Cette magistrate a rendu compte des plaidoiries dans le délibéré de la cour, composée de :
Madame Marie-Bénédicte JACQUET, conseillère, faisant fonction de présidente
Madame Charlotte MASQUART, conseillère,
Madame Julie MOUTY-TARDIEU, conseillère,
Greffière, lors des débats et du prononcé: Madame Juliette DUPONT,
EXPOSÉ DU LITIGE
Mme [G] [H] a été affiliée à l'[12] (l’URSSAF) à compter du 31 octobre 2006 en qualité de gérante de SARL.
Par lettre recommandée avec avis de réception signé le 5 mai 2018, l’URSSAF a notifié à Mme [H] la mise en demeure établie le 28 avril 2018 d’avoir à payer la somme de 8 178 euros correspondant à 7 774 euros de cotisations et à 404 euros de majorations de retard, au titre du premier trimestre 2018.
Par acte d’huissier de justice en date du 29 janvier 2019, l’URSSAF a signifié, à son domicile, la contrainte émise le 21 janvier 2019 à l’encontre de Mme [H] portant sur la somme totale de 8 178 euros au titre du premier trimestre 2018.
Mme [H] a formé opposition à la contrainte le 12 février 2019.

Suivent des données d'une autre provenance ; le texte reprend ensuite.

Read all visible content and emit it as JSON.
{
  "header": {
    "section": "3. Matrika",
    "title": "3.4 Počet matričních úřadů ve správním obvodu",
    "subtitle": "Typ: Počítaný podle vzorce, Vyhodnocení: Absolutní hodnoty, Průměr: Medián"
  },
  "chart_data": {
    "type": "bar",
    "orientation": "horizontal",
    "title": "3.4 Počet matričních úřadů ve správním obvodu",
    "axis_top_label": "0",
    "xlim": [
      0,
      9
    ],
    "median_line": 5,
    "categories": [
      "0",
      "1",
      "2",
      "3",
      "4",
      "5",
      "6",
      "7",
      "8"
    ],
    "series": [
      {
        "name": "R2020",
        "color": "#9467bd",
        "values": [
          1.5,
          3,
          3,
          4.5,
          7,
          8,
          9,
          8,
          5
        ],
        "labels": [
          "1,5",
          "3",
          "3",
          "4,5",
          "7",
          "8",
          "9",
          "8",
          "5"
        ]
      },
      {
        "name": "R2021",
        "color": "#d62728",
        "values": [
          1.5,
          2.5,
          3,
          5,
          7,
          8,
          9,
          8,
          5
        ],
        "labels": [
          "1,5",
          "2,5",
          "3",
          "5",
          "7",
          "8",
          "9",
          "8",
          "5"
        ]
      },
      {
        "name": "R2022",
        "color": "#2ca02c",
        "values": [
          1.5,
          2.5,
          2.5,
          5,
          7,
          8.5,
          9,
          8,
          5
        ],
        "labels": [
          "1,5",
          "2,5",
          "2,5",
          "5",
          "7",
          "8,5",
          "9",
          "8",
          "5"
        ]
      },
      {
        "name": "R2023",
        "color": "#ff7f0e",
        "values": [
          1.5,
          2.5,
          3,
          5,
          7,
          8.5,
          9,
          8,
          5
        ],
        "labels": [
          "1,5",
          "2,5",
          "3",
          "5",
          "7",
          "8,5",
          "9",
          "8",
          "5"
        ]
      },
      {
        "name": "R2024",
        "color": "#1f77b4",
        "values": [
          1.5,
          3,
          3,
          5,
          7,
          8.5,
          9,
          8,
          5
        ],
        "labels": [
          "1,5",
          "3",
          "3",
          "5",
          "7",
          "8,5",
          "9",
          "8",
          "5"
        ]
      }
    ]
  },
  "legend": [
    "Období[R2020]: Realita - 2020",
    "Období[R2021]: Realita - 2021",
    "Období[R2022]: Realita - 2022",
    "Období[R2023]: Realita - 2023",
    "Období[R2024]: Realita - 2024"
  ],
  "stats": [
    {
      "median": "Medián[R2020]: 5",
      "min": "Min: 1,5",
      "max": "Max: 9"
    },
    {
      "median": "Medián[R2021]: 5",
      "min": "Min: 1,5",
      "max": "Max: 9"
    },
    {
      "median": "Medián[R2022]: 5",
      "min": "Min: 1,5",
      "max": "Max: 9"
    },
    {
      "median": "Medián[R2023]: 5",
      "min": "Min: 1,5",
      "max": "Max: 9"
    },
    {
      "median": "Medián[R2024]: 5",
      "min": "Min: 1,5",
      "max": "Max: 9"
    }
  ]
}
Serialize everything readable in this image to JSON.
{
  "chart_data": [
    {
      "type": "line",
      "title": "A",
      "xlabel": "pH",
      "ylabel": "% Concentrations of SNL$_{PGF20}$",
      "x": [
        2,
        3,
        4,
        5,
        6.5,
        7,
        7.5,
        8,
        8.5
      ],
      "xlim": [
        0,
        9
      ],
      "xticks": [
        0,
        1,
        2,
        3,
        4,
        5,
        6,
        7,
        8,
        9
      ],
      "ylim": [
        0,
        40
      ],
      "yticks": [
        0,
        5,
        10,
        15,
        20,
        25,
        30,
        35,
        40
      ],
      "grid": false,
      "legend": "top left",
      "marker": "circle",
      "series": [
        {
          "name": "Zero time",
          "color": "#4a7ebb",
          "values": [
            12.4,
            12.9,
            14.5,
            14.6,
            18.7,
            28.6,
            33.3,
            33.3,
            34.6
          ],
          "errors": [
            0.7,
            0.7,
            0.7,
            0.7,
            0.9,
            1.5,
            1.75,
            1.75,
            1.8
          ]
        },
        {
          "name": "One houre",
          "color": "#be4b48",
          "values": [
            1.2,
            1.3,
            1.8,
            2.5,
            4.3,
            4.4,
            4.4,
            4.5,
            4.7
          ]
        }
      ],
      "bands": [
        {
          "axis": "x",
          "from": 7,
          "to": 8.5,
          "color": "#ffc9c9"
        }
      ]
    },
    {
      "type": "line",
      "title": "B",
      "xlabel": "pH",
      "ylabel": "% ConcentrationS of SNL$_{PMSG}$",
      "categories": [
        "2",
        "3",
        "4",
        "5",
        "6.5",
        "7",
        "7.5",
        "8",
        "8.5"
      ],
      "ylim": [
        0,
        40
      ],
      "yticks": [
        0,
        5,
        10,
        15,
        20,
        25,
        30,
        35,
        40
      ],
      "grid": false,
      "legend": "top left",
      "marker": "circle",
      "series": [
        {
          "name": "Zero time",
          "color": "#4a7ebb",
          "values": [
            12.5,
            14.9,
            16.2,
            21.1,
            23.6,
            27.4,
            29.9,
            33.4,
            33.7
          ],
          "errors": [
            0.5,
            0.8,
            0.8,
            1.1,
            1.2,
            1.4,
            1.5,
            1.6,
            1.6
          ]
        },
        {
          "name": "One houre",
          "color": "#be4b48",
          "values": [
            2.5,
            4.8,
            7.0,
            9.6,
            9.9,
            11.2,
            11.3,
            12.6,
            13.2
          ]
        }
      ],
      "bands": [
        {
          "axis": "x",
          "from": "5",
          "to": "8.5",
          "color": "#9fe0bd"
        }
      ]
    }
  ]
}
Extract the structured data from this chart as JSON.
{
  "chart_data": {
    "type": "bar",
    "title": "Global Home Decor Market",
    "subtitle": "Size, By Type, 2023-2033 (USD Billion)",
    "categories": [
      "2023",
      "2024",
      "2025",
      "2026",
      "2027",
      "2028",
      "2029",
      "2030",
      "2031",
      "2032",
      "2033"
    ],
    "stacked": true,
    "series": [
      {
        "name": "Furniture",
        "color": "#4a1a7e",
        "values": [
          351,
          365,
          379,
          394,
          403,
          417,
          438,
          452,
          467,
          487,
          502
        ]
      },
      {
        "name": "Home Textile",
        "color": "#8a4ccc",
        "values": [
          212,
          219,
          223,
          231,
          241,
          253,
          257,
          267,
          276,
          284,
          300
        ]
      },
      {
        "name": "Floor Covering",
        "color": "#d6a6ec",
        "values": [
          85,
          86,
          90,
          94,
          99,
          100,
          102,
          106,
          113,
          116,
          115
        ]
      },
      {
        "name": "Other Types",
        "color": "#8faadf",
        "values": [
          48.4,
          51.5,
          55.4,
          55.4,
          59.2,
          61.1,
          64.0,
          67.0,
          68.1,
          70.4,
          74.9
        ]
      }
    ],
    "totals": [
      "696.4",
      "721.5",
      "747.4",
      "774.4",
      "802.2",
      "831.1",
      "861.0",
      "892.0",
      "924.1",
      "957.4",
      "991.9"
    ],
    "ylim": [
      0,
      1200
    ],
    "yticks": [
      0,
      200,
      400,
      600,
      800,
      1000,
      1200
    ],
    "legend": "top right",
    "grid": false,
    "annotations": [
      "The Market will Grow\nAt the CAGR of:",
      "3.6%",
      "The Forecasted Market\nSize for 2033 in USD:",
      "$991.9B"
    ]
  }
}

Par jugement contradictoire en date du 10 mai 2022, le pôle social du tribunal judiciaire de Nanterre a :
— déclaré Mme [H] recevable mais mal fondée en son opposition à la contrainte signifiée le 29 janvier 2019 à la demande du directeur de l’URSSAF ;
— validé la contrainte établie le 29 janvier 2019 par l’URSSAF en son entier montant régularisé de 7 193 euros au titre des cotisations et 404 euros de majorations de retard afférentes à la régularisation pour le premier trimestre 2018 ;
— condamné Mme [H] à payer à l’URSSAF la somme de 500 euros au titre de l’article 700 du code de procédure civile ;
— rejeté la demande d’amende civile ;
— condamné Mme [H] au paiement des dépens.
Le jugement a été signifié à Mme [H] à la demande de l’URSSAF le 30 mai 2023.
Par déclaration du 28 juin 2023, Mme [H] a interjeté appel nullité et les parties ont été convoquées, après renvoi, à l’audience du 3 avril 2025.
Dans sa déclaration d’appel Mme [H] a indiqué faire un appel nullité à l’encontre du jugement, le tribunal ayant fait preuve d’une partialité systématique à l’avantage de son adversaire en refusant d’appliquer les dispositions européennes et les lois françaises qui les ont transposées, violant ainsi les dispositions de la Constitution française et de la convention européenne des droits de l’homme et des libertés fondamentales qui donnent à tout justiciable le droit à un tribunal impartial.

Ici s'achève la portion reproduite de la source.